We continue our look back at the music of 50 years ago….
Today’s choice is the flip side of yesterday. If the Graham Nash LP ‘Songs For Beginners” was his way of dealing with his breakup with Joni Mitchell, the Lp “Blue” was not only a chronicle of that relationship but also her brief and torrid affair with James Taylor (he dumped her), her self imposed European exile, and other issues so personal that you seemed, as you dropped the needle on the vinyl, to become some sort of priestly confessional. It was noted songwriter Kris Kristofferson who reportedly spoke the words that make up today’s title after hearing ‘Blue” for the first time.
So what makes this album so special? What made the critics and the audience swoon and puts this record high on most lists of the best LPs of all time?
It’s certainly not the music. (I will always prefer the jazzy stylings on ‘Court & Spark and ” Hejira”) Although Joan’s choice of out-of-the-box instrumentation (Appalachian dulcimer, anyone?) and her penchant for odd tunings and keys that just make her music sound different than anything else out there. It wasn’t even that magnificent voice swooping and swirling around the melodies like a beautiful seabird soaring.
It was the words. With Joni Mitchell you will always start with the lyrics. Her strength as a wordsmith is otherworldly. She paints with language as well as any songwriter ever. And “Blue”, just her fourth LP, arrives like a thunderbolt.
The subject material is varied. From her time with Nash ( My Old Man & River), to her European exile where she lived in a cave for a time with a bunch of hippies ( Carey, California) to her time with with Taylor, who reportedly broke her heart when he moved on (All I Want, Blue, This Flight Tonight).
In early 1971 Mitchell and Taylor were flying high, playing on each others LPs and working with mutual friend Carole King on the “Tapestry” LP. It didn’t last.
The album also includes a song that has been covered by over 300 different artists. ‘A Case Of You” is a beautiful song that once again is reportedly about another old flame, Leonard Cohen. I’m not sure there is any artist, alive or dead, that has mined the lode of love and love lost as successfully as Ms. Joan.
Even Prince, who knew a thing or two about love & lust, covered ‘A Case of You” during the “Purple Rain Years.
And it wasnt just the pain of failed love affairs that populates the record. The LP also includes the song “Little Green”. It wasn’t widely known that Mitchell had given up a baby for adoption in the 1960s. This song deals with that kind of heartbreak and it wasn’t until many years later that Mitchell and the child were reunited.
In a 1979 interview Mitchell said “There’s hardly a dishonest note in the vocals. At that period of my life, I had no personal defenses. I felt like a cellophane wrapper on a pack of cigarettes. No secrets from the world and I couldn’t pretend in my life to be strong”. I would suggest there is a certain kind of strength in being able to publicly open yourself to this kind of scrutiny. Most artists have some kind of limits to what the public sees. That’s what makes this record so special. Also, the fact that Mitchell really cared little about commercial success and being a “star”. She did what she did, wrote what she wrote and recorded what she recorded, with no apologies. Which makes it ironic that this LP helped make her all of that.
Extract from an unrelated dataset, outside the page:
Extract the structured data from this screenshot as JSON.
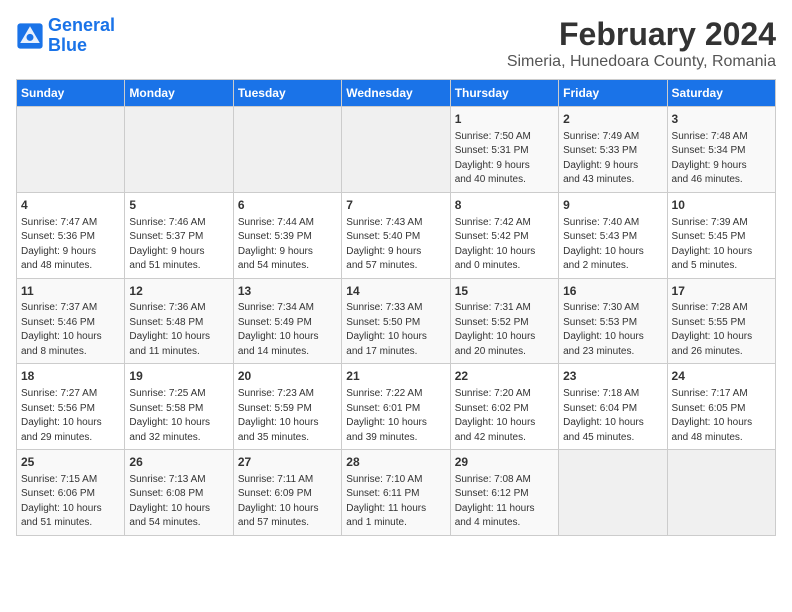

This is not a record to put on in the background while you’re working. This needs your attention. So, pour a glass of wine, sit back and listen to a slice of life, warts and all. It was a cathartic experience for many people back in the day, and probably can still be so now.
If you have never listened to this LP, which I have heard dozens of times, I envy you your first experience. It will take more than one listening to get it all…and trust me, it’s worth the effort.